Arcelia Gallardo: To the Edge of the World With Chocolate

arcelia-chocolate-articleEditors Note: LAM Network member Arcelia Gallardo — owner of Latina Desserts — recently visited Central America to spread her knowledge of cacao and chocolate. LAM Editorial Intern Gaby Arvizu helped document her journey.

About eight hours north of Guatemala City there is a village in the Alta Verapaz region named Salacuim. You can’t find it on a map. The women wear traditional Maya skirts, loose colorful blouses, speak little Spanish — mostly Q’eqchi’ — and drink cacao every day. I found this village through a lineage of chocolate contacts and am spending a week teaching Maya women to make chocolate.

The idea seems absurd considering that the Maya have a few thousand years of history in cacao production and consumption. Although the Maya are not new to cacao, they are new to chocolate. Chocolate as we know it is about 200 years old and it is rare to find a cacao grower who has tasted chocolate or understands the process of making chocolate.

The main woman, Mercedes, a 40-something year old with a third grade education, mother of four and busy home keeper, is chosen as my translator. Like most homes in this village, the main room is an open kitchen with a clay stove, dirt floor and thatched roof. Three times a day she hand makes tortillas, prepares meals for her family and boils corn to have the masa ready for the next day.

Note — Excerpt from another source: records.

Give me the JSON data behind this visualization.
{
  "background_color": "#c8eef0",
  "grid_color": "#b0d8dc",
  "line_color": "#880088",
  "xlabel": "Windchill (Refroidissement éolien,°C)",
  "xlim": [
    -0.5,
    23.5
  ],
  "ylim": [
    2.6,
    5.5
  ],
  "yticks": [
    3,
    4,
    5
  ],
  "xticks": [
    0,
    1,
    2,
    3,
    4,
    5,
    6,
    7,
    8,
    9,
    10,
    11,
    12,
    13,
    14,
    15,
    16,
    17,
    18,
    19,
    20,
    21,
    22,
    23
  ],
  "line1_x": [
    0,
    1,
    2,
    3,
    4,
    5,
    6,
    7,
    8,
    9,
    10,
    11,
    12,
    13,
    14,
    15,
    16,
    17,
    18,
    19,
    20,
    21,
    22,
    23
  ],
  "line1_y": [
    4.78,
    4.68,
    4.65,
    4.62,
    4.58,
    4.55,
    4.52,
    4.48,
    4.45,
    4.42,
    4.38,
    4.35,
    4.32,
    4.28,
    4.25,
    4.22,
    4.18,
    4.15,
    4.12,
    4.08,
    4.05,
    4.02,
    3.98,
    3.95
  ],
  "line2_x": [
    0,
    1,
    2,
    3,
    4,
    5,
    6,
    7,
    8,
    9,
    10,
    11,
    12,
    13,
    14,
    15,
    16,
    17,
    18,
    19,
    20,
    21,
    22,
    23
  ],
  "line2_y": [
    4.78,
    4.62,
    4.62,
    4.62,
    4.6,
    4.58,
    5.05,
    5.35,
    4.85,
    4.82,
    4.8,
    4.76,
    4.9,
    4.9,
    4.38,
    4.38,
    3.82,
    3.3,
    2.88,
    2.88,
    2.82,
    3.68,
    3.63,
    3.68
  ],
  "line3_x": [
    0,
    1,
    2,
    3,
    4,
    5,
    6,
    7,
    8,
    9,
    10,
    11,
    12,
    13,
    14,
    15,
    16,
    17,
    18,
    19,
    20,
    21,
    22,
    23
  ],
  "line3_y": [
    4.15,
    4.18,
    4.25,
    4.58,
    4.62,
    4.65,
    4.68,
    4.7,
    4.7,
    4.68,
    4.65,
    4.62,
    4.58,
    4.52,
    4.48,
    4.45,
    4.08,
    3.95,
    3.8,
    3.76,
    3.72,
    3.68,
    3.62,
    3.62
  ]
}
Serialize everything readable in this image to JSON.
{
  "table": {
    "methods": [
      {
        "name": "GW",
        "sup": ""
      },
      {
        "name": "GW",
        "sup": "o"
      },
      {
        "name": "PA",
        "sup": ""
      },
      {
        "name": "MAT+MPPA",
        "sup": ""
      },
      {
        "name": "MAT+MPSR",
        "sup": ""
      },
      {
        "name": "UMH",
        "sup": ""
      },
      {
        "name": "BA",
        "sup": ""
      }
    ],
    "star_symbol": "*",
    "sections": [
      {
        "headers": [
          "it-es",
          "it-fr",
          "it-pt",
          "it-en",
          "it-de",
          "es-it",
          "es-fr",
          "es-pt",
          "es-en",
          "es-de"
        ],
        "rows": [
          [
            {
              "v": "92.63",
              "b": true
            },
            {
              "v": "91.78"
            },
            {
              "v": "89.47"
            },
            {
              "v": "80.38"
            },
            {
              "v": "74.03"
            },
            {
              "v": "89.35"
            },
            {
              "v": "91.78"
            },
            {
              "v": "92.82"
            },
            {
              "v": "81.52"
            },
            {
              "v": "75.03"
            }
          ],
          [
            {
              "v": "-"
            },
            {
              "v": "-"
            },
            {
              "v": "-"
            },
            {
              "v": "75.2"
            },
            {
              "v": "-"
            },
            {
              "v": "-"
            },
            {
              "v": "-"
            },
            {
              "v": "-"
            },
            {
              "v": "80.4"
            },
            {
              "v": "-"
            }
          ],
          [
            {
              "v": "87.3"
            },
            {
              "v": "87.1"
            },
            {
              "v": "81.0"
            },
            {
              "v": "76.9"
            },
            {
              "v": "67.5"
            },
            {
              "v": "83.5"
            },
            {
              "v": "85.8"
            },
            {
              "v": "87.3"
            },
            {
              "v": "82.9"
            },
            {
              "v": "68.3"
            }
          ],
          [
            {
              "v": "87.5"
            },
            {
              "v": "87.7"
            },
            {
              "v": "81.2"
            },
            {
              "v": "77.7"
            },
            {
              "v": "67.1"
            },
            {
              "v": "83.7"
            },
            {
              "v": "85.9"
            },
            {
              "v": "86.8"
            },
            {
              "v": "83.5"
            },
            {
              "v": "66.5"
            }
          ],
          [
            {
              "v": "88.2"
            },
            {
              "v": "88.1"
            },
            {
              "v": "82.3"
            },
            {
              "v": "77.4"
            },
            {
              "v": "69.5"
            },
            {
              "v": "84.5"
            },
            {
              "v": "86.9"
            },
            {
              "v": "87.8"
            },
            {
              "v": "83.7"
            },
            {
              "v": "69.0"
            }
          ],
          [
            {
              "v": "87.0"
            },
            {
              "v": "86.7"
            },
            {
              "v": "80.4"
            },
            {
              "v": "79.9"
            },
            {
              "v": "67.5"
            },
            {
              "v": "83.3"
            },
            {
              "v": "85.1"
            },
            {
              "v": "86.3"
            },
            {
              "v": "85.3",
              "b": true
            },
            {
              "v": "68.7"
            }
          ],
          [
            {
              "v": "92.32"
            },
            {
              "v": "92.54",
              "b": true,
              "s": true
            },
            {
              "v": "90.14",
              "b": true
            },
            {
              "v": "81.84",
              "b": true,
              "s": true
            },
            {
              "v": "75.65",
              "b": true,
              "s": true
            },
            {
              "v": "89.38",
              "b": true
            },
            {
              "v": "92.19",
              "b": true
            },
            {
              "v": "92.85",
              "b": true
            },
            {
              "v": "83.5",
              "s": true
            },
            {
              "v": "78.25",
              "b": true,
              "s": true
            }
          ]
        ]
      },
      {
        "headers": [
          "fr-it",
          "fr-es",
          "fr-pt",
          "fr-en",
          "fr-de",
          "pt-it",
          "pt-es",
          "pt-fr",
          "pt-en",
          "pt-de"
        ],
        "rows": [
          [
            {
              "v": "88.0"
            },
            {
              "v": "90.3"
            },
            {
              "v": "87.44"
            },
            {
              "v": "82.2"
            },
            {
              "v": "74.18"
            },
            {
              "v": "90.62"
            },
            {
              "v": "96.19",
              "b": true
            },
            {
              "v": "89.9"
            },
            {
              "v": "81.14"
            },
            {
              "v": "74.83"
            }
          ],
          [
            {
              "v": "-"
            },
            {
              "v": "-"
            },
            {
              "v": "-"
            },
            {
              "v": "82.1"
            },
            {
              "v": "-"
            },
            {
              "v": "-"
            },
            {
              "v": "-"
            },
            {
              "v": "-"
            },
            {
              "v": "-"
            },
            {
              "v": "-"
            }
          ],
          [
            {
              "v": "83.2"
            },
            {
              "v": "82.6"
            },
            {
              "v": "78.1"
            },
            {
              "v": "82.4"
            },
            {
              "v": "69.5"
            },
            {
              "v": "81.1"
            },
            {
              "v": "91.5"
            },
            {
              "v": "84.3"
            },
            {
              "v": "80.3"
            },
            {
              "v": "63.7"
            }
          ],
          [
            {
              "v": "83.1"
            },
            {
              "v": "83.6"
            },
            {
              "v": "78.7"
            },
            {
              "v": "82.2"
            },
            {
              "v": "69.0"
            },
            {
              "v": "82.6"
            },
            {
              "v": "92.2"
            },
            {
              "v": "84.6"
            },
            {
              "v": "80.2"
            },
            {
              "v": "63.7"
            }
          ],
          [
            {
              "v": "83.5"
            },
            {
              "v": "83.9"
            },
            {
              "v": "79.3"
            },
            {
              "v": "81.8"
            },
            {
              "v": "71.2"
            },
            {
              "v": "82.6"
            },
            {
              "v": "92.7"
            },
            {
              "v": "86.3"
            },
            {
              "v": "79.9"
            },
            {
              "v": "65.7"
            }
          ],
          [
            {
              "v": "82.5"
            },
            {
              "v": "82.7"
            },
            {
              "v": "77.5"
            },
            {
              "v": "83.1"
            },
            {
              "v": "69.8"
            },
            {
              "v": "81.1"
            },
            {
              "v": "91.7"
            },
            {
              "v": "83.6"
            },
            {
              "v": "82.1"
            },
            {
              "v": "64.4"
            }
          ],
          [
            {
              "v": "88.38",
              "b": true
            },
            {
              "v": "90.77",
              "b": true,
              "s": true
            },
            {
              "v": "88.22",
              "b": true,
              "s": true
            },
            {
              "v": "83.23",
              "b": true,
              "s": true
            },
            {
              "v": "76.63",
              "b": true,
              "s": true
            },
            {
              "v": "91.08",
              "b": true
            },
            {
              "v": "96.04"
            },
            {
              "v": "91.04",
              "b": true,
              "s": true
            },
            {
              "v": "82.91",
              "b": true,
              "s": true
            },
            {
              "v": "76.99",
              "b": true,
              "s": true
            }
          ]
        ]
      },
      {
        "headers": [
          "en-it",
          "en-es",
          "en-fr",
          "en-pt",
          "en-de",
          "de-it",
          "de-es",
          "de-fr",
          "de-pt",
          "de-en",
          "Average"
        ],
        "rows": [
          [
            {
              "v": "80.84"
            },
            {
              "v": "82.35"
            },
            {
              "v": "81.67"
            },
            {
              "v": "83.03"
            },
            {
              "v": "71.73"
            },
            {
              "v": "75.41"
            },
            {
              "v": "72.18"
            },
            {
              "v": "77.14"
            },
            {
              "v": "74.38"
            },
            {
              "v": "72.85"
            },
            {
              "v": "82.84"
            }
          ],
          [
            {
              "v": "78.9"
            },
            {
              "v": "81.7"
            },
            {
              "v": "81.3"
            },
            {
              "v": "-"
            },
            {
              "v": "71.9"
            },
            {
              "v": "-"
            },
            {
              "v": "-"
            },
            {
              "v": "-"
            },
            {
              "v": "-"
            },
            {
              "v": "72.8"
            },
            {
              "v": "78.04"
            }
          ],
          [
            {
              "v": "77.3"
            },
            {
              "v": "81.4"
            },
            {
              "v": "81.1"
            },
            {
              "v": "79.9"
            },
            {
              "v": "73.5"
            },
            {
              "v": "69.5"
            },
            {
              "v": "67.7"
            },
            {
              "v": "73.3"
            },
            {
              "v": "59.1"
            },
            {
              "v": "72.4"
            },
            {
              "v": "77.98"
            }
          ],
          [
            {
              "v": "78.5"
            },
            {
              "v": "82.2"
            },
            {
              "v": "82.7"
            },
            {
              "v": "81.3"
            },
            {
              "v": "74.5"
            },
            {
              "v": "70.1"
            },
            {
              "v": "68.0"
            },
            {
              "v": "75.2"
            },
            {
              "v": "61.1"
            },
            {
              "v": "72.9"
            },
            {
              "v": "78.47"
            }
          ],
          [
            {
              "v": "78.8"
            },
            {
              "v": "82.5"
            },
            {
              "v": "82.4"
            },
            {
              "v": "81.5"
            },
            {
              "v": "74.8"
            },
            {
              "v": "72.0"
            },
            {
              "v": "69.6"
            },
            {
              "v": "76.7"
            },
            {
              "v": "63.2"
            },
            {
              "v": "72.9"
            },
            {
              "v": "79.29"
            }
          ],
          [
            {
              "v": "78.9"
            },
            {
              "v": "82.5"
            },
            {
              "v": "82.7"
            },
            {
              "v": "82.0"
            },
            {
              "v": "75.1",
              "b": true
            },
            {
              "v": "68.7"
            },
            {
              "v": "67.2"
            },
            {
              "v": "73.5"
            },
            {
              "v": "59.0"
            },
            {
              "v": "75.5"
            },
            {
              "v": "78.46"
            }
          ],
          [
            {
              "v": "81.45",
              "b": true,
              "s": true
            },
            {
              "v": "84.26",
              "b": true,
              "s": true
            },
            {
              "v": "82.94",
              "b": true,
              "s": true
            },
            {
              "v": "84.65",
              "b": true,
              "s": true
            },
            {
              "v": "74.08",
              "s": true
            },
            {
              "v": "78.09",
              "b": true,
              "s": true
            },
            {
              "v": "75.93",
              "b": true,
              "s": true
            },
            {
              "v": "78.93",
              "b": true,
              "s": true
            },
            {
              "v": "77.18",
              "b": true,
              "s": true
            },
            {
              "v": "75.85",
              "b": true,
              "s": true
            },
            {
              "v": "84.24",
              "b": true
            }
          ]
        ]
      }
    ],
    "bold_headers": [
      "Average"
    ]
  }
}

She hand washes all the clothes, feeds the turkeys and chickens, harvests what is ripe from her garden, goes to the well for water and three times a day prepares some type of cacao drink. She explains that the frothing of the cacao drink is important. The ancestors believed that the oxygen that gets trapped in the bubbles has the power to rejuvenate you.

Since it took me four hours to arrive to Salacuim from the nearest “big” town, I knew that all ingredients for this chocolate had to be accessible from their own backyards. I looked around their gardens and found peanuts, ginger, cardamom, cinnamon, coconut, oranges, mint and vanilla. What a paradise. I taught them how to roast, crack, grind and mix. After four hours of work we end up with a very rustic, strong, bitter chocolate.  We sat around the table to taste our creations and they talked for hours in Q’eqchi while pointing and tasting. From the little I understood they were talking about their favorite — cardamom. They also were talking price points and packaging.

They were eager to move forward with their new products. They asked me if I would return in a year to see their progress and to teach them new things. I get flashes of the multiple hot bus rides it took to get here, the spiders and roaches I see nightly running across my bed, the unpleasant outhouses and the horse fly and mosquito attacks. I answered, “Of course, I would love to see your progress and teach you other things. I will return within a year.”